Gegen Ende dieser Übergangsphase, zwischen Wehrdienst und Studium, fühlte ich mich stark und mutig genug, um an meinem ersten Ironman-Wettkampf teilzunehmen. Ich hatte immerhin schon fünf Triathlon oder Duathlon-Wettkämpfe hinter mir. Darunter auch eine sogenannte Mitteldistanz über zwei Kilometer Schwimmen, 80 Kilometer Radfahren und 20 Kilometer Laufen. Außerdem hatte ich schließlich fast über ein halbes Jahr hinweg kontinuierlich zwischen 25 und 35 Stunden pro Woche trainiert. Bevor ich mich anmeldete, versuchte ich im Hundsangener Freibad, wo der Bademeister immer bereitwillig meine Bahnen zählte und sich stets freute, wenn ich kam, 3.800 Meter am Stück zu schwimmen. Dies sollte meine Generalprobe sein. Es gelang mir und fiel mir zum Glück auch nicht allzu schwer. So meldete ich mich umgehend in Kulmbach bei einem Wettkampf über die Ironman-Distanz von 3,8 Kilometer Schwimmen, 180 Kilometer Radfahren und 42 Kilometer Laufen an.

Von diesem Tag an beschäftigte ich mich gedanklich noch mehr mit meinem Sport. Ich ging zwar weiterhin am Wochenende weg, ohne jedoch dabei das Training zu vernachlässigen. Oft kam ich samstags nachts erst gegen vier oder halb fünf von Party- oder Discobesuchen nach Hause, stand dann um sieben Uhr wieder auf und fuhr mit der Darmstädter und Elzer Trainingsgruppe die große Rheinrunde von mehr als 200 Kilometern auf dem Rad. Meine Trainingsumfänge und Inhalte verheimlichte ich vor anderen. Ich erzählte zwar von der geplanten Teilnahme am Ironman, aber verriet niemandem, wie viel ich wirklich trainierte und dafür investierte. Ich wollte nicht, dass sich bei einem „did not finish“, einem Scheitern meines ersten Ironmans, jemand lustig über mich machte, dass ich so viel trainiert hätte und trotzdem nicht ins Ziel gekommen sei. Zusätzlich wollte ich nicht, dass sich jemand an meinem Trainingsfleiß ein Beispiel nahm, dieses nachahmte und dann genauso große und schnelle Fortschritte machte wie ich.

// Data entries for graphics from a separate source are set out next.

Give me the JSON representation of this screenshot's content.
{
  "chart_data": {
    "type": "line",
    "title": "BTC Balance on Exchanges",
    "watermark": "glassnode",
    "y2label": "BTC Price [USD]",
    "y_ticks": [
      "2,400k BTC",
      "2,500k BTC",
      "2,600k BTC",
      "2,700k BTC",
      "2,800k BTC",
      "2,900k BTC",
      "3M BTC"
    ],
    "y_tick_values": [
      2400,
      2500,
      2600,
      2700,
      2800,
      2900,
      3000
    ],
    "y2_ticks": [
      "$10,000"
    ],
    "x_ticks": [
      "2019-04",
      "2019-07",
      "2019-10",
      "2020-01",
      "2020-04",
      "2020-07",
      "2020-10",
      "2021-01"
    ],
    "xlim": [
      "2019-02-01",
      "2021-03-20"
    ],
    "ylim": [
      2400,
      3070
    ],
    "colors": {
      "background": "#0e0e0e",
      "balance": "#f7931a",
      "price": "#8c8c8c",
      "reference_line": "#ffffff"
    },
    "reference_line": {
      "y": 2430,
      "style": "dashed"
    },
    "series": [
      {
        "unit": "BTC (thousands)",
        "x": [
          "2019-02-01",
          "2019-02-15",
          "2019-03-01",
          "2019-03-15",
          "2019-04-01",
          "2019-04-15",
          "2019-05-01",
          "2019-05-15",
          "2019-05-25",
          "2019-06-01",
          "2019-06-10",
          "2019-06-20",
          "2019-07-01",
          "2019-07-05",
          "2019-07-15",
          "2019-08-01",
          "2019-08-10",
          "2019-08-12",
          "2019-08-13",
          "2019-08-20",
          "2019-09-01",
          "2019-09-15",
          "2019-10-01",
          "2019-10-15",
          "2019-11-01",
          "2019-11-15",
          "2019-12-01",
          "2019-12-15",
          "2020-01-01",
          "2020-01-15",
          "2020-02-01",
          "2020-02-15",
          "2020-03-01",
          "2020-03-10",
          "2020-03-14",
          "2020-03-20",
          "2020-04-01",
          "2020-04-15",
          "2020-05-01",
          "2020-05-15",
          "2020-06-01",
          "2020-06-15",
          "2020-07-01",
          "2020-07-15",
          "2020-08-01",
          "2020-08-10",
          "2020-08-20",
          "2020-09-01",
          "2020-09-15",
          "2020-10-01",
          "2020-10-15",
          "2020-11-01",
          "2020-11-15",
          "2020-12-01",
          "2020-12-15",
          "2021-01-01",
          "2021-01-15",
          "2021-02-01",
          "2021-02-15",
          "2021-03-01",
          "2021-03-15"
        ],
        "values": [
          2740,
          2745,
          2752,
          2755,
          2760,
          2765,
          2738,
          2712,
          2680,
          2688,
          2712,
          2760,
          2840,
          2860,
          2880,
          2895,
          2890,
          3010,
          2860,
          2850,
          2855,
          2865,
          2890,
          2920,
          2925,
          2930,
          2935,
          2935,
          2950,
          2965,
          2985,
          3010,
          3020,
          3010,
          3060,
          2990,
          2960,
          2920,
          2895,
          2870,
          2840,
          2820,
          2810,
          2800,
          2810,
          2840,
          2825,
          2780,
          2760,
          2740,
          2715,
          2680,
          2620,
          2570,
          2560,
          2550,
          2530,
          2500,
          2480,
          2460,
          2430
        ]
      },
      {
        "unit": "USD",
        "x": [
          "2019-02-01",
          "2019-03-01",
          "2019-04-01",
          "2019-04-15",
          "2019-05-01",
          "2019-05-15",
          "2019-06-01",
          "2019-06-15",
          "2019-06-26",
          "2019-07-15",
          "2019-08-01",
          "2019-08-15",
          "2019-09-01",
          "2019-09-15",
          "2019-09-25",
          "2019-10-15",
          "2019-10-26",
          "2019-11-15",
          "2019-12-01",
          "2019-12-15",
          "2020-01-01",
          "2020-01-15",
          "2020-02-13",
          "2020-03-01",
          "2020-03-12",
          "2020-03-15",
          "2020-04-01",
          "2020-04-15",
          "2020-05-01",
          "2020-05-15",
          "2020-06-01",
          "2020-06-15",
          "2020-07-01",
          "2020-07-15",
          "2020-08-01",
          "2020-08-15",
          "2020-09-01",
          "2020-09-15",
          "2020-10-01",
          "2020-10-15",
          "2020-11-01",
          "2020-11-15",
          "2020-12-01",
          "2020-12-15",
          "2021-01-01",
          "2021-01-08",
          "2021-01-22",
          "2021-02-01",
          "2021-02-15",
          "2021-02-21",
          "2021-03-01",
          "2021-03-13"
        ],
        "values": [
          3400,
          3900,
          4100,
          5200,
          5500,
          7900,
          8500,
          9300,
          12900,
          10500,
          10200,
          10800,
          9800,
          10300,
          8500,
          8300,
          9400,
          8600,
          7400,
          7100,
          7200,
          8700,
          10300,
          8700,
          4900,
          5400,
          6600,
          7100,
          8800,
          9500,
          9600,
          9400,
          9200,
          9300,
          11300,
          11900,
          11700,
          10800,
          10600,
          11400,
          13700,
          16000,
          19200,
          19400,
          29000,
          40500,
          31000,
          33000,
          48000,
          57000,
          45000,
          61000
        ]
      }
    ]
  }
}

Der Tag des ersten Ironmans kam näher und ich war hervorragend vorbereitet. Ich hatte alles getan, was ich, bezogen auf meinen damaligen Wissensstand, trainingsmethodisch hätte machen können. Ich hatte wochenlang auf Süßigkeiten, Burger und Fleisch verzichtet und schon seit Monaten keinen Alkohol mehr getrunken. Mein Körperfettanteil war auf 6 Prozent gesunken und meine Muskulatur gewachsen. Ich fühlte mich wirklich fit und bereit. Erstmals spürte ich in den Tagen vor dem Wettkampf eine unglaubliche Nervosität und schlief nachts nur sehr schlecht – was aber völlig normal ist. Ein Phänomen, das selbst abgebrühte Profisportler vor Ironman-Starts erleben.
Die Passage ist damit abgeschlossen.